As most ad delivery platforms impose text length restrictions, minor grammatical errors are tolerated to enhance readability. However, excessive compression can mislead customers, and such poor-quality ads should be detected before delivery to avoid negative impacts on the advertiser.

An image demonstrating examples of advertising text acceptability tasks

Dataset Statistics

Statistical information of data included in AdTEC benchmark

Task	Train	Dev	Test
Ad Acceptability	13,265	970	980
Ad Consistency	10,635	945	970
Ad Performance Estimation	125,087	965	965
A3 Recognition	1,856	465	410
Ad Similarity	4,980	623	629

Examples

Citation

Please cite our paper when you use this dataset.

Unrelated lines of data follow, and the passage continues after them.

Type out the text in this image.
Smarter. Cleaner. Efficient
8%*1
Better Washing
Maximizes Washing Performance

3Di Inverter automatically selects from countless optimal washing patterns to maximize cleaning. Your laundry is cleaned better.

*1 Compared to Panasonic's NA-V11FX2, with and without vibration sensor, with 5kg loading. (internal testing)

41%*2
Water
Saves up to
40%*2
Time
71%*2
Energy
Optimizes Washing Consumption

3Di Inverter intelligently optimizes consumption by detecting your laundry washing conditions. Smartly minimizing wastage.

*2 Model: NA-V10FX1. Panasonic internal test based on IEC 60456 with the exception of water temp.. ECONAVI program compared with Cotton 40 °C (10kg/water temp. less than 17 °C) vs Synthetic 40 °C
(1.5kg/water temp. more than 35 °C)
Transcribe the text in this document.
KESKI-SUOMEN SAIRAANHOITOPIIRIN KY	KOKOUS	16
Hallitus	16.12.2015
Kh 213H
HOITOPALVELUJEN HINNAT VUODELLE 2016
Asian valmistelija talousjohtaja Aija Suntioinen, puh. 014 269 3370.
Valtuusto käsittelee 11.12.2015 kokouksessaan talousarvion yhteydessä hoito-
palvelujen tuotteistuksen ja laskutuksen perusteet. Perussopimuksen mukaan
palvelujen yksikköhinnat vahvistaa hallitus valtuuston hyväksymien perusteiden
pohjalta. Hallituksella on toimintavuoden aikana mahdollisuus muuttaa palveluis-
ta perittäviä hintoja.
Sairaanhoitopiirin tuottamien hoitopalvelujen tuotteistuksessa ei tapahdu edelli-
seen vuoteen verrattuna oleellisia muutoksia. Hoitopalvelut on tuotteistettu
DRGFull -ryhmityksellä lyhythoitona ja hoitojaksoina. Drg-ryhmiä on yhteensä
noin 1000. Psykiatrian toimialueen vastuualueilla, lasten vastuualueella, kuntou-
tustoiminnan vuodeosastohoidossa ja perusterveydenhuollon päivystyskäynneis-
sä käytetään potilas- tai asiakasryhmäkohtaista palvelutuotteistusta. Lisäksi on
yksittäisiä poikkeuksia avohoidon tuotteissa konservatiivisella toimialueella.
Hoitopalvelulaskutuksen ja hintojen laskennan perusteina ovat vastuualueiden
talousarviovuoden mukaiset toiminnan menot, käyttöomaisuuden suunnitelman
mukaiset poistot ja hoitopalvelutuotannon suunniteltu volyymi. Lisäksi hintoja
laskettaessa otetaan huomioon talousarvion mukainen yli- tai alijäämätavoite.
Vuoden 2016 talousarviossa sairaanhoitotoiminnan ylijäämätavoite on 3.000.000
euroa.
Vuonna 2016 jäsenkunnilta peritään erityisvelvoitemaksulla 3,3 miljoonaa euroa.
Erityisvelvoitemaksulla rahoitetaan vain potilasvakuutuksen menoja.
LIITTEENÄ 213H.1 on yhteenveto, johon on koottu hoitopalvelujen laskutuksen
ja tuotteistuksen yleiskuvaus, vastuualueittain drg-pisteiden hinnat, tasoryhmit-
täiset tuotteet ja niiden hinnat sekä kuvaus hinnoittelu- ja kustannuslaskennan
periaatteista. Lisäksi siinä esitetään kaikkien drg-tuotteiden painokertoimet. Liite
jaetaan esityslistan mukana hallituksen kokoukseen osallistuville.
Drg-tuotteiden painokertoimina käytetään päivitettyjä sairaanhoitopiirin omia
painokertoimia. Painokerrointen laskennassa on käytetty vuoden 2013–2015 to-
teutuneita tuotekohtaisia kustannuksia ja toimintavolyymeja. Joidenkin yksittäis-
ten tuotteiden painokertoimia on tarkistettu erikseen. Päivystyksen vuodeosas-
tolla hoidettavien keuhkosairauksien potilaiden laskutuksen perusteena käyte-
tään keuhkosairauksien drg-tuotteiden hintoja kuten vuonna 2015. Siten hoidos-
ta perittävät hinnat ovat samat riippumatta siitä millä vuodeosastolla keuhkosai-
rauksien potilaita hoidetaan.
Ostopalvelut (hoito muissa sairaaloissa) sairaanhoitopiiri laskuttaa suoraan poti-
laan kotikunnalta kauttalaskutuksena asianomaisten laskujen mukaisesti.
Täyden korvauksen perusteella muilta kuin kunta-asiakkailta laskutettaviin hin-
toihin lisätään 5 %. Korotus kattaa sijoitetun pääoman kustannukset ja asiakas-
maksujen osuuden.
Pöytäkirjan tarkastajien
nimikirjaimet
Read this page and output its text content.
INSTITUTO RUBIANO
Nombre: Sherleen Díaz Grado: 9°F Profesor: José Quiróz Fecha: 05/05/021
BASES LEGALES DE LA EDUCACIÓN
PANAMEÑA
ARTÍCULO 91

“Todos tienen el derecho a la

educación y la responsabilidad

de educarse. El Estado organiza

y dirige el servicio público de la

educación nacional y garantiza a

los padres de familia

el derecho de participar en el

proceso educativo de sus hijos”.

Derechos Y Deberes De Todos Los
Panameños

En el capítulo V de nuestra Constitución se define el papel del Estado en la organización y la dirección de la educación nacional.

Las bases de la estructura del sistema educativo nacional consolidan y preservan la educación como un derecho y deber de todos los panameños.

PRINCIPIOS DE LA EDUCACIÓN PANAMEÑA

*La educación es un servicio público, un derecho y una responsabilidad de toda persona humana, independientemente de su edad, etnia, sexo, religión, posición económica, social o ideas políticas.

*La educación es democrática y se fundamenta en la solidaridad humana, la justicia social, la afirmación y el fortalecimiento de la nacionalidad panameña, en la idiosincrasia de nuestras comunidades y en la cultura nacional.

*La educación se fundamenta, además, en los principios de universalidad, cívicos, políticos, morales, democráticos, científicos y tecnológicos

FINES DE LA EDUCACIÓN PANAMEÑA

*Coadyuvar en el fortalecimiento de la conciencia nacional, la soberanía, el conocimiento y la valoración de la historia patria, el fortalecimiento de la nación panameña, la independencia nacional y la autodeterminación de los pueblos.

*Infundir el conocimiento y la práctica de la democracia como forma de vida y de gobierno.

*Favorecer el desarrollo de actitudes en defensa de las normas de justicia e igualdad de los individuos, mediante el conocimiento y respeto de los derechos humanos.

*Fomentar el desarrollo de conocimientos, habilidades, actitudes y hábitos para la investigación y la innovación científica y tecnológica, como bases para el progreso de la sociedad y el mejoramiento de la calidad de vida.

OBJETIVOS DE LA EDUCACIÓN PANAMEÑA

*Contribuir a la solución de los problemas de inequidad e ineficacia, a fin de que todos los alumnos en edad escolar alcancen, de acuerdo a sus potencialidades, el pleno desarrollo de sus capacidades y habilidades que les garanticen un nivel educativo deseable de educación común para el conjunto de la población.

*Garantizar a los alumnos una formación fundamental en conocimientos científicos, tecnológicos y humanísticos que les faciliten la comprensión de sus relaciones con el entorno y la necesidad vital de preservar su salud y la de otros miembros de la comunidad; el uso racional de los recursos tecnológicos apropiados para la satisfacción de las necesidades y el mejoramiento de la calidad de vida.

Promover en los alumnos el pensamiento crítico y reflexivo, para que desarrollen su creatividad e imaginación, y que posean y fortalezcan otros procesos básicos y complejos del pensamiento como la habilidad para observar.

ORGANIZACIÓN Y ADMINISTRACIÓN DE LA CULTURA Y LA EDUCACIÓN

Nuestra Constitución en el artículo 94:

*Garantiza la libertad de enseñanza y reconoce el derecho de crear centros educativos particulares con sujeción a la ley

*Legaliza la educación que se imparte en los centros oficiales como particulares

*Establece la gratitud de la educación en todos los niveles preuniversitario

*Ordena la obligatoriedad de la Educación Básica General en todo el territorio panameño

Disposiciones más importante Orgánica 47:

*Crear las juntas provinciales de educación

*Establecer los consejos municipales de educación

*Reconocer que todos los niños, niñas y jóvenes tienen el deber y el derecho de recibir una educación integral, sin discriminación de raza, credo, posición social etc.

@inproceedings{zhang2025adtec,
  title={{AdTEC}: A Unified Benchmark for Evaluating Text Quality in Search Engine Advertising},
  author={Peinan Zhang and Yusuke Sakai and Masato Mita and Hiroki Ouchi and Taro Watanabe},
  booktitle={Proceedings of the 2025 Annual Conference of the Nations of the Americas Chapter of the Association for Computational Linguistics (NAACL)},
  year={2025},
  publisher={Association for Computational Linguistics},
  eprint={2408.05906},
  primaryClass={cs.CL},
  url={https://arxiv.org/abs/2408.05906},
}

Frequently Asked Questions

What is the main purpose of this dataset?

The AdTEC dataset is the first public benchmark for evaluating the quality of ad text in search engine advertising from multiple, practical perspectives. It aims to provide evaluation criteria based on real-world advertising operations, which have been lacking in previous research.

What languages is the dataset available in?

Currently, the dataset consists of Japanese text only. However, the task design and evaluation framework proposed in this research are language-independent and can be applied to other languages.

How can I access the dataset?

The dataset is available on the Hugging Face Hub. The associated code can be obtained from the GitHub repository.

What are the license terms?

The AdTEC dataset is released under the Creative Commons Attribution-NonCommercial-ShareAlike 4.0 International (CC BY-NC-SA 4.0) license. This requires attribution, non-commercial use, and sharing any derivatives under the same license.